Clinton and Obama deadlocked in Iowa: poll
WASHINGTON (Reuters) - Two weeks before the Iowa contest in the presidential election, Democratic Sens. Hillary Clinton and Barack Obama remained deadlocked in a new state poll, The Washington Post reported on Wednesday.
Thirty-three percent of Iowa Democrats likely to participate in the caucuses support Obama, 29 percent back Clinton and 20 percent support former North Carolina senator John Edwards, according to the Washington Post-ABC News poll.
A month ago, Clinton, of New York, had 30 percent support compared to 26 percent for Obama, of Illinois, the Post said.
Eight Democrats and eight Republicans are vying for the right to face off in the November 4, 2008, election to choose a successor to Republican President George W. Bush, who will leave office after two terms.
Iowa holds the first of the state-by-state nominating contests on January 3, when supporters of each presidential candidate gather in meetings called caucuses to declare their presidential preference.
The poll underscores the importance of efforts by the Democratic candidates to turn out supporters for the caucuses, the newspaper said.
The telephone poll of 652 Iowans likely to participate in the Democratic caucuses was conducted December 13 to 17 and has a margin of error of plus or minus four percentage points.
More than seven in 10 of Obama's supporters said they were certain to participate in the caucuses, compared with 59 percent of Clinton's backers, the Post said.
However, the poll found that Clinton's supporters were the most firmly behind her. Seventy percent said they would definitely back her, while Edwards' and Obama's supporters were more apt to say they might change their minds.

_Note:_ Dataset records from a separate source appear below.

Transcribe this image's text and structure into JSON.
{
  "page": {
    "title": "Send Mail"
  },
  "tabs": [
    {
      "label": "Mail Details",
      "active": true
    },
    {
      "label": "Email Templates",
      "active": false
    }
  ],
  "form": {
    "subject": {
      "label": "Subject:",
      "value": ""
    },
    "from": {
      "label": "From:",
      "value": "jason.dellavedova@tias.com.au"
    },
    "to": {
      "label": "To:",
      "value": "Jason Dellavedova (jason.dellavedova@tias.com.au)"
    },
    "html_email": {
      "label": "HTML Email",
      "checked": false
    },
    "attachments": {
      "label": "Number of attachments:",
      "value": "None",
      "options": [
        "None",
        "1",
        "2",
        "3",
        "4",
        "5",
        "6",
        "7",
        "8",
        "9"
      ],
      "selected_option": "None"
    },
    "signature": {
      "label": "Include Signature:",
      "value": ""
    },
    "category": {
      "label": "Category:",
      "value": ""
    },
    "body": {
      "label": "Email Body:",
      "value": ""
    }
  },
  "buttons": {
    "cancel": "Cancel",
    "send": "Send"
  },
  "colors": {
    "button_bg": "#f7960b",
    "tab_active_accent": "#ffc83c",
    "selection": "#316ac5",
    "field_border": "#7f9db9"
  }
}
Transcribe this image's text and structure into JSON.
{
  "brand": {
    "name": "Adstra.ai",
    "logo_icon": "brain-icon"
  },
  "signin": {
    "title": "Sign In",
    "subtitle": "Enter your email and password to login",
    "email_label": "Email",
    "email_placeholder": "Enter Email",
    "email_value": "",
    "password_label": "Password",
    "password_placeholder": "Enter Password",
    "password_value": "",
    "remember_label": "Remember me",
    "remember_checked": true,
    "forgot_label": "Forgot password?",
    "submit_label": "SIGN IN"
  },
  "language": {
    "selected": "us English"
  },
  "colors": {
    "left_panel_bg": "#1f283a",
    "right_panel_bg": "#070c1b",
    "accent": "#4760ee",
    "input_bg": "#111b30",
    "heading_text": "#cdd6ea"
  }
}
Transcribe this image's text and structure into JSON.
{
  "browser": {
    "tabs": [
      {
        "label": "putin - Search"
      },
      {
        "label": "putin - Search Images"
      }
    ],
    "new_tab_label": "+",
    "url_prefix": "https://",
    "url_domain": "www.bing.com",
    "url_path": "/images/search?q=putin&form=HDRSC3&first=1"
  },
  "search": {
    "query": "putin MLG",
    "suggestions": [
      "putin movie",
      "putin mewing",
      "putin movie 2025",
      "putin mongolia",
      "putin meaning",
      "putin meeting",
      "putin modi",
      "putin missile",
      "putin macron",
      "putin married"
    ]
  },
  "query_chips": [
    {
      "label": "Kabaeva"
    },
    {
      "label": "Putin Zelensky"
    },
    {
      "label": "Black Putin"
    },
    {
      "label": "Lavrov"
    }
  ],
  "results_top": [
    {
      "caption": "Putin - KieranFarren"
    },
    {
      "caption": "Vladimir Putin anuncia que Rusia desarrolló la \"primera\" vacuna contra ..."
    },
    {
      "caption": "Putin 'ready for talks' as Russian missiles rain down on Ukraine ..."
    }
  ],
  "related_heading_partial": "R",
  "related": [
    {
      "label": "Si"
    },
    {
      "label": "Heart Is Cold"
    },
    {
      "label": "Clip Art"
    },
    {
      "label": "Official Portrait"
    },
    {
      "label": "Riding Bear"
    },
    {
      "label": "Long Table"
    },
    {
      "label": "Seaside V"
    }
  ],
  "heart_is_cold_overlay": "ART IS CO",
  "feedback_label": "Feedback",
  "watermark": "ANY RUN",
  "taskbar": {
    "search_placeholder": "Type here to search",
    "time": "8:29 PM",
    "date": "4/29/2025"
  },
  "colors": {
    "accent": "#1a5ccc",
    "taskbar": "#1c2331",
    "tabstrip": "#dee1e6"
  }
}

Fifty-nine percent of Clinton's backers said they were very enthusiastic about supporting her, compared with 49 percent of Obama's supporters, the poll said.
On the question of who is most electable, Clinton and Obama were running about even, closing a 14-point advantage she held in November, the Post said.
In the Iowa poll, Clinton was ahead on the question of which candidate is seen as the strongest leader.
Obama's biggest advantage over the other Democratic candidates came on the question of who is the most honest, and he held a narrow lead as the candidate who "best understands the problems of people like you," the poll said.